Çalışmak… Çok çalışmak… Çalışkan olmak… Bu sözler zihinlerimizde hep olumlu çağrışımlar yapar. Tembelliği hoş karşılamayız. Çünkü patronlar bize hep daha çok çalışmayı salık verirler. Öyle ki artık fabrikalarda kesintisiz olarak 24 saat çalışan makinelerden farkımız kalmadı.
Derneğimizin Gebze şubesinde bir seminere katıldım hafta sonu. Semineri sunan arkadaşımız salondakilere birkaç soru sordu. Bu sorulara verilen cevaplar karşısında nasıl da kahrolası bir ücretli kölelik düzeninde yaşadığımızı bir kez daha öfkeyle hatırladık. İlk soru, aramızda kaç kişinin işsiz olduğuydu. Cevap verildi ve neredeyse dörtte birimiz işsizdik. Geriye kalanlardan çalışan 16 işçi arkadaş günde 12 saatten fazla çalışıyordu. Toplantıya katılanlar içinde çalışabilen işçi arkadaşların yarısı 12 saat, geri kalanları ise 10 ilâ 12 saat arasında çalışıyordu. Haftasonu mesaiye kalmayan neredeyse yoktu.
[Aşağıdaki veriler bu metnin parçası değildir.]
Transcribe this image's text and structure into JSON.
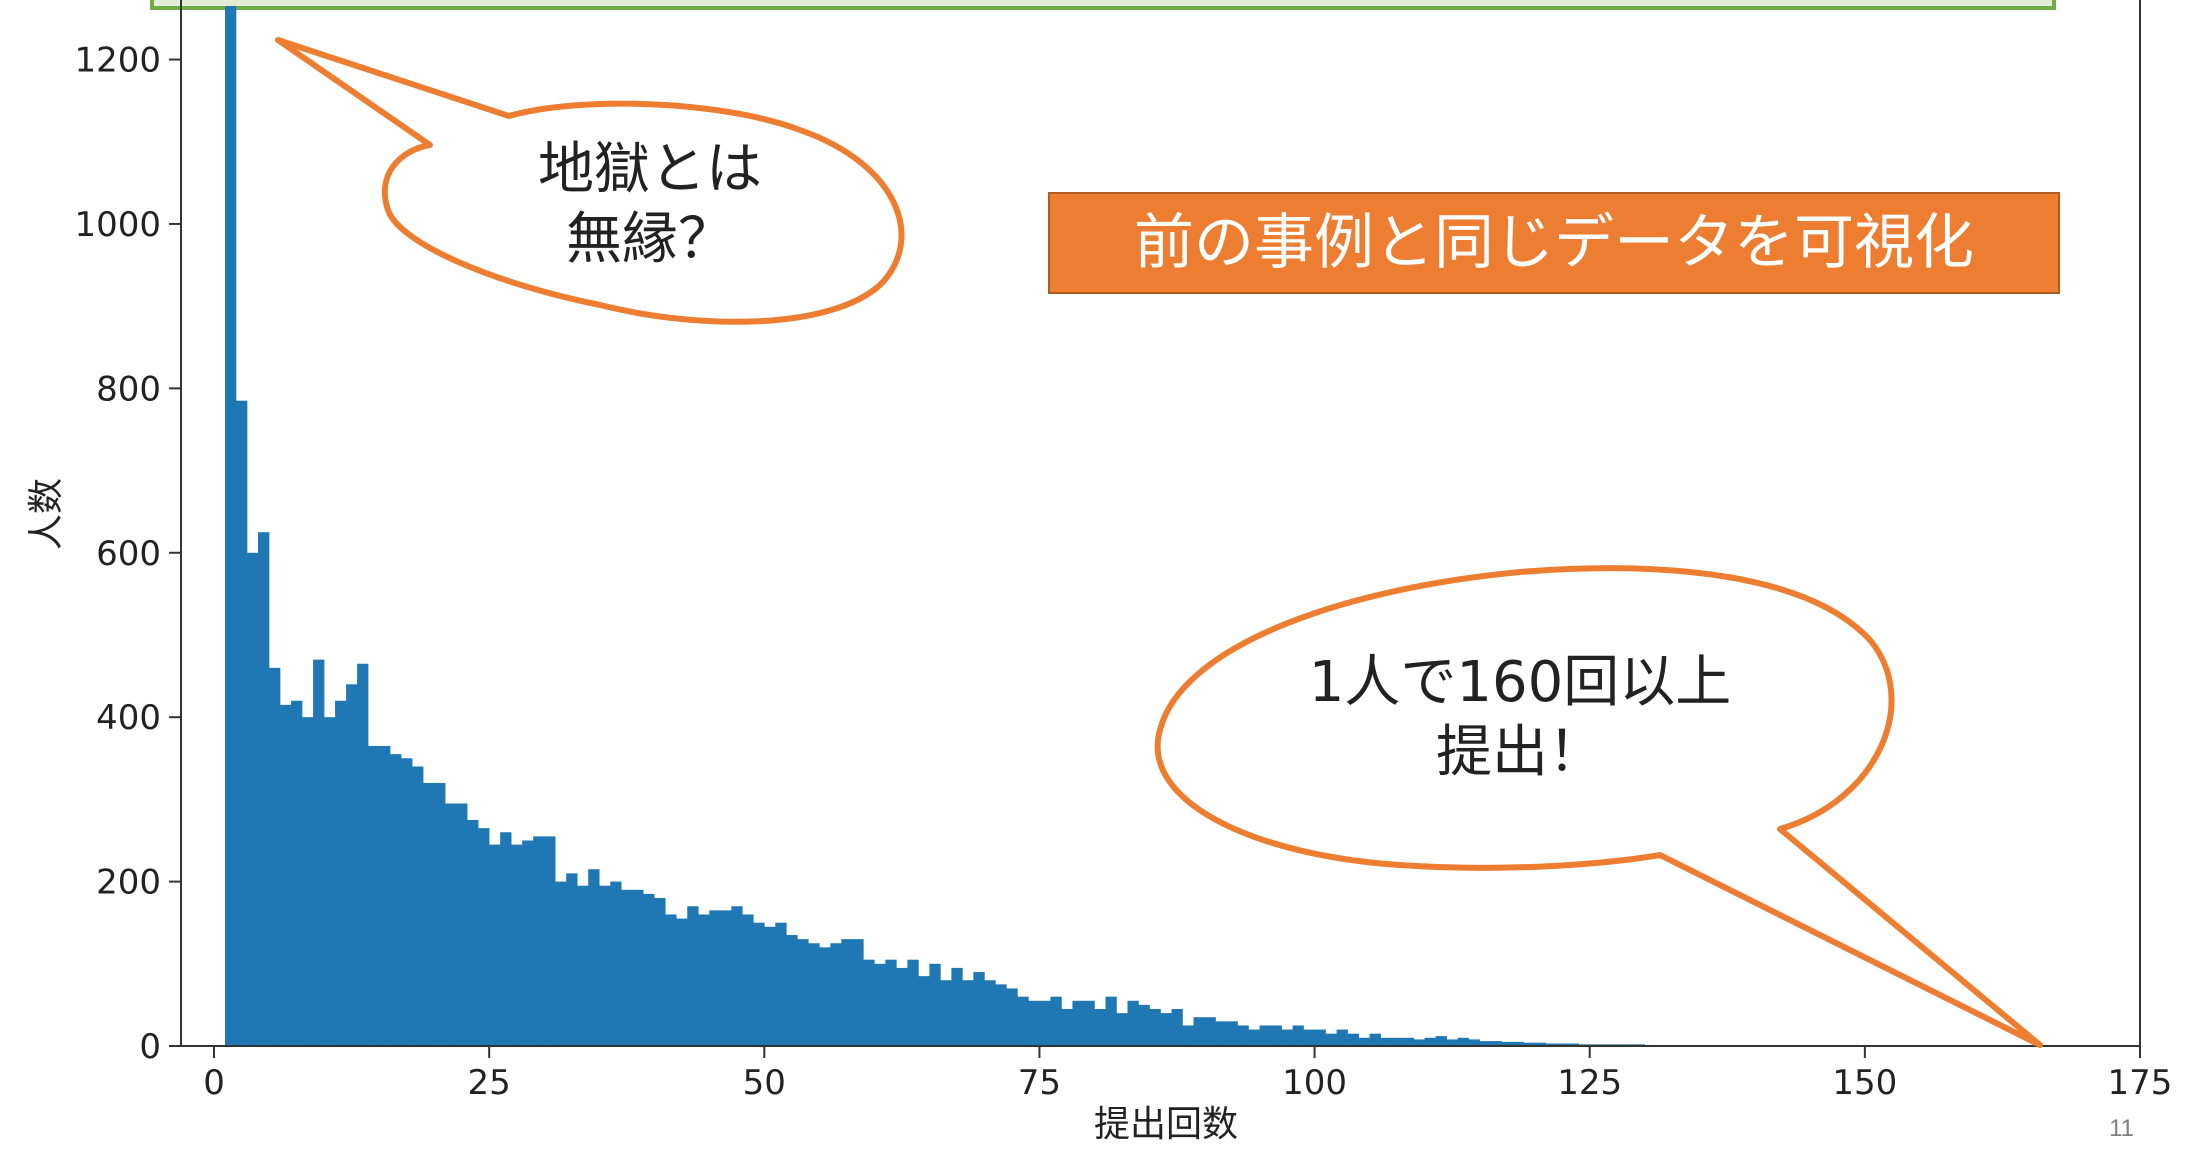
{
  "slide": {
    "callout_box": "前の事例と同じデータを可視化",
    "bubble_left": "地獄とは\n無縁？",
    "bubble_right": "1人で160回以上\n提出！",
    "page_number": "11"
  },
  "colors": {
    "bar": "#1f77b4",
    "callout_fill": "#ed7d31",
    "bubble_stroke": "#ed7d31",
    "top_band_border": "#70ad47"
  },
  "chart_data": {
    "type": "bar",
    "title": "",
    "xlabel": "提出回数",
    "ylabel": "人数",
    "xlim": [
      -3,
      175
    ],
    "ylim": [
      0,
      1270
    ],
    "xticks": [
      0,
      25,
      50,
      75,
      100,
      125,
      150,
      175
    ],
    "yticks": [
      0,
      200,
      400,
      600,
      800,
      1000,
      1200
    ],
    "bin_start": 1,
    "bin_width": 1,
    "values": [
      1265,
      785,
      600,
      625,
      460,
      415,
      420,
      400,
      470,
      400,
      420,
      440,
      465,
      365,
      365,
      355,
      350,
      340,
      320,
      320,
      295,
      295,
      275,
      265,
      245,
      260,
      245,
      250,
      255,
      255,
      200,
      210,
      195,
      215,
      195,
      200,
      190,
      190,
      185,
      180,
      160,
      155,
      170,
      160,
      165,
      165,
      170,
      160,
      150,
      145,
      150,
      135,
      130,
      125,
      120,
      125,
      130,
      130,
      105,
      100,
      105,
      95,
      105,
      85,
      100,
      80,
      95,
      80,
      90,
      80,
      75,
      70,
      60,
      55,
      55,
      60,
      45,
      55,
      55,
      45,
      60,
      40,
      55,
      50,
      45,
      40,
      45,
      25,
      35,
      35,
      30,
      30,
      25,
      20,
      25,
      25,
      20,
      25,
      20,
      20,
      15,
      20,
      15,
      10,
      15,
      10,
      10,
      10,
      8,
      10,
      12,
      8,
      10,
      8,
      6,
      6,
      5,
      5,
      4,
      4,
      3,
      3,
      3,
      2,
      2,
      2,
      2,
      2,
      2,
      1,
      1,
      1,
      1,
      1,
      1,
      1,
      1,
      1,
      0,
      1,
      0,
      0,
      1,
      0,
      1,
      0,
      0,
      1,
      0,
      0,
      0,
      0,
      0,
      0,
      0,
      0,
      0,
      0,
      0,
      1,
      0,
      0,
      0,
      0,
      1
    ]
  }
}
Hatta sözünü ettiğim etkinliğe çağrılan ve pazar mesaisinde olduğu için gelemeyen çokça arkadaşımız vardı. Sadece bu durum bile Uluslararası İşçi Dayanışması Derneği’nin işçiler açısından ne denli hayati çalışmalar yaptığını ve ne denli önemli olduğunu göstermeye yetiyor. Pazar günü işlenen konu ise tam da bu meseleyi vurgulayan “Uzayan İş Saatleri ve Bitmeyen Mesailer” idi.
Patronlar bizlere öyle düşük ücretler veriyorlar ki, bizleri mesaiye bırakmayan posta başlarımıza kızar hale geldik. Bir arkadaşımız işyerinde yaşadığı bir olayı şöyle anlattı: “Yan yana çalıştığım kadın arkadaşım çok rahatsızdı. Sürekli bel ağrısından şikâyet ediyordu. Çektiği acı yüzünden okunuyordu. Şef geldi ve 16 saate kalıp kalamayacağını sordu. Arkadaşım ‘olur, 24 saate de kalırım’ dedi. Şef sevinerek uzaklaştı. Çok öfkelenmiştim. Bu öfkeyle arkadaşıma döndüm ve ne biçim bir insan olduğunu sordum. Acıdan kıvrandığı halde nasıl olup da kendi isteğiyle iki vardiya daha çalıştığını sordum. Bana ‘Gebze gibi bir sanayi şehrinde iş bulamadığı için kocam Karabük’e geri döndü. Bebeğime bakamadığım için onu da Bolu’ya anneme gönderdim. Onları görebilmek için para kazanmam gerekiyor’ dedi.”
Biz işçileri insan yerine koymaz patronlar. Öyle olduğu için 24 saat, 32 saat, 40 saat boyunca aralıksız çalıştırabilirler. Sanki anamızın karnından onların kölesi olmak için doğduk. Evlâtlarımızı kölece çalışsınlar, patronların kârına kâr katsın diye dünyaya getiriyoruz sanki. Yaşamlarımızın tek manası sanki onların servetlerini büyütmek. Köle olmadığımızı, insan olduğumuzu patronlara hatırlatabilmek için bir araya gelmemiz gerekiyor. Uzayan iş saatleri bunun önünde engeldir. Ücretlerimizi arttırmanın tek yolunun fazla mesaiye kalmak olduğuna inandırılmışız. Köle gibi çalışmaya alıştırılmışız.
Fabrikalarımızda bir araya gelirsek, fabrikalarımızdan alanlara akarsak, 1 Mayıs günü örgütlü bir şekilde çıkarsak patronlarımızın karşısına, o zaman yüreklerinde duyacakları korku insan olduğumuzu hatırlatır.